|
|
|
|
|
by kbp
3133 days ago
|
|
But when you talk about Perl stagnating and losing out to other languages, the languages it lost out to were Python and Ruby, which don't require any type notation. It also lost out to PHP, which has sigils, but they don't carry as much information: $foo just means foo is a variable. Perl didn't lose out to C++ and C#; they were never really competing in the same domain. In Perl, you write: my @list = (1, 2, 3);
Whereas in Perl's popular successors, Python and Ruby, you write: list = [1, 2, 3]
Saying the former lost out because the @ makes it unreadably terse is nonsense. |
|
Well, that's not what I claimed. I also wasn't really focused on "@%$" specifically but you had brought it up so went with it. (I get this weird feeling that I'm discussing with someone who's emotionally invested in Perl and he feels like I'm bashing Perl. Please let's us both stop this and make sure we're talking about Perl in a detached manner.)
Yes, strlen("my @list = (1, 2, 3)") is greater than strlen("list = [1, 2, 3]"). I wasn't talking about that. I was talking about things like strlen("@") < strlen("arraylist"). But... "C# doesn't compete with Perl!". Yes, that's true.

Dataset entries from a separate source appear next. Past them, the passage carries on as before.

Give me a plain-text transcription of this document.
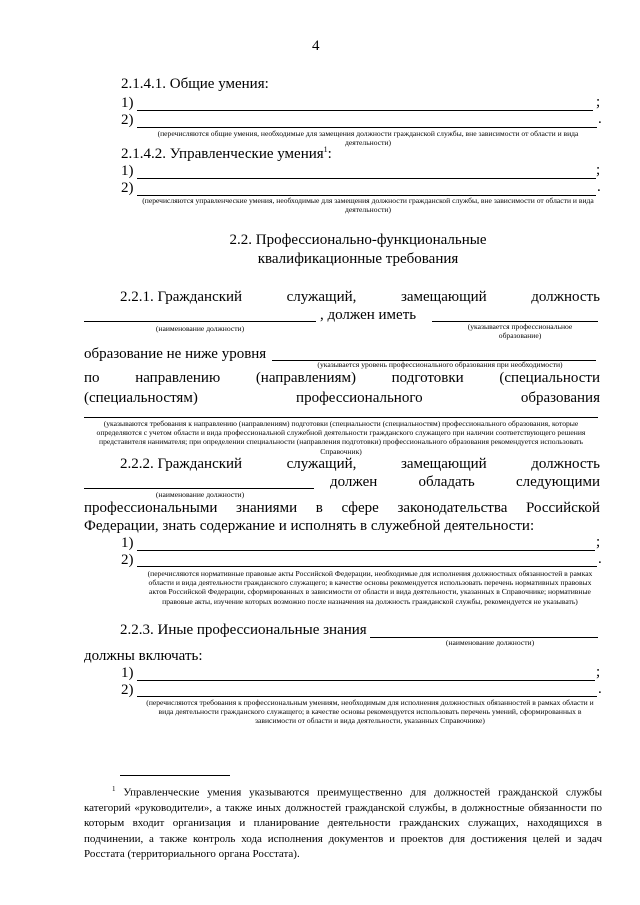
4
2.1.4.1. Общие умения:
1)	;
2)	.
(перечисляются общие умения, необходимые для замещения должности гражданской службы, вне зависимости от области и вида деятельности)
2.1.4.2. Управленческие умения$^1$:
1)	;
2)	.
(перечисляются управленческие умения, необходимые для замещения должности гражданской службы, вне зависимости от области и вида деятельности)
2.2. Профессионально-функциональные
квалификационные требования
2.2.1. Гражданский	служащий,	замещающий	должность
, должен иметь
(наименование должности)	(указывается профессиональное
образование)
образование не ниже уровня
(указывается уровень профессионального образования при необходимости)
по направлению (направлениям) подготовки (специальности
(специальностям)	профессионального	образования
(указываются требования к направлению (направлениям) подготовки (специальности (специальностям) профессионального образования, которые определяются с учетом области и вида профессиональной служебной деятельности гражданского служащего при наличии соответствующего решения представителя нанимателя; при определении специальности (направления подготовки) профессионального образования рекомендуется использовать Справочник)
2.2.2. Гражданский	служащий,	замещающий	должность
должен	обладать	следующими
(наименование должности)
профессиональными знаниями в сфере законодательства Российской
Федерации, знать содержание и исполнять в служебной деятельности:
1)	;
2)	.
(перечисляются нормативные правовые акты Российской Федерации, необходимые для исполнения должностных обязанностей в рамках области и вида деятельности гражданского служащего; в качестве основы рекомендуется использовать перечень нормативных правовых актов Российской Федерации, сформированных в зависимости от области и вида деятельности, указанных в Справочнике; нормативные правовые акты, изучение которых возможно после назначения на должность гражданской службы, рекомендуется не указывать)
2.2.3. Иные профессиональные знания
(наименование должности)
должны включать:
1)	;
2)	.
(перечисляются требования к профессиональным умениям, необходимым для исполнения должностных обязанностей в рамках области и вида деятельности гражданского служащего; в качестве основы рекомендуется использовать перечень умений, сформированных в зависимости от области и вида деятельности, указанных Справочнике)
$^1$ Управленческие умения указываются преимущественно для должностей гражданской службы категорий «руководители», а также иных должностей гражданской службы, в должностные обязанности по которым входит организация и планирование деятельности гражданских служащих, находящихся в подчинении, а также контроль хода исполнения документов и проектов для достижения целей и задач Росстата (территориального органа Росстата).
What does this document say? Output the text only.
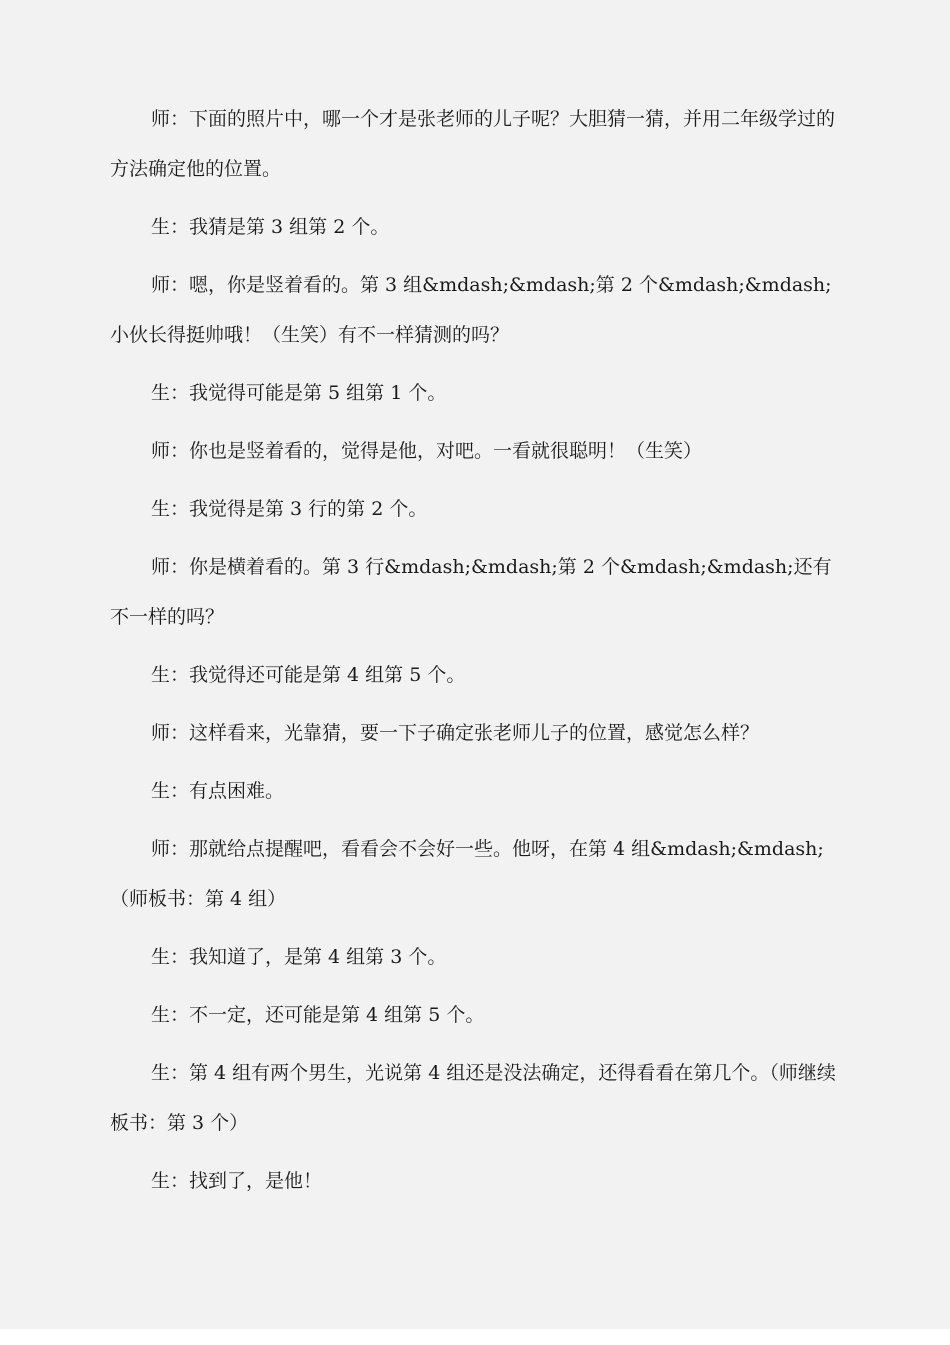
师：下面的照片中，哪一个才是张老师的儿子呢？大胆猜一猜，并用二年级学过的方法确定他的位置。

生：我猜是第 3 组第 2 个。

师：嗯，你是竖着看的。第 3 组&mdash;&mdash;第 2 个&mdash;&mdash;小伙长得挺帅哦！（生笑）有不一样猜测的吗？

生：我觉得可能是第 5 组第 1 个。

师：你也是竖着看的，觉得是他，对吧。一看就很聪明！（生笑）

生：我觉得是第 3 行的第 2 个。

师：你是横着看的。第 3 行&mdash;&mdash;第 2 个&mdash;&mdash;还有不一样的吗？

生：我觉得还可能是第 4 组第 5 个。

师：这样看来，光靠猜，要一下子确定张老师儿子的位置，感觉怎么样？

生：有点困难。

师：那就给点提醒吧，看看会不会好一些。他呀，在第 4 组&mdash;&mdash;（师板书：第 4 组）

生：我知道了，是第 4 组第 3 个。

生：不一定，还可能是第 4 组第 5 个。

生：第 4 组有两个男生，光说第 4 组还是没法确定，还得看看在第几个。（师继续板书：第 3 个）

生：找到了，是他！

A realistic scenario where perceptions of "@" and "Arraylist" is compared would be a C# programmer working on an ASP.NET website or Javascript programmer working on Nodejs and then the company needs him to go fix an old website that was written in Perl ~15 years ago. The old Perl programmer left and C# programmer is stuck looking at Perl's "line noise". That irritated C# programmer then fills the Stackoverflow survey expressing his "dislike" of Perl. The C# and Javascript looked "readable" but Perl syntax such as "<>" looked like gibberish.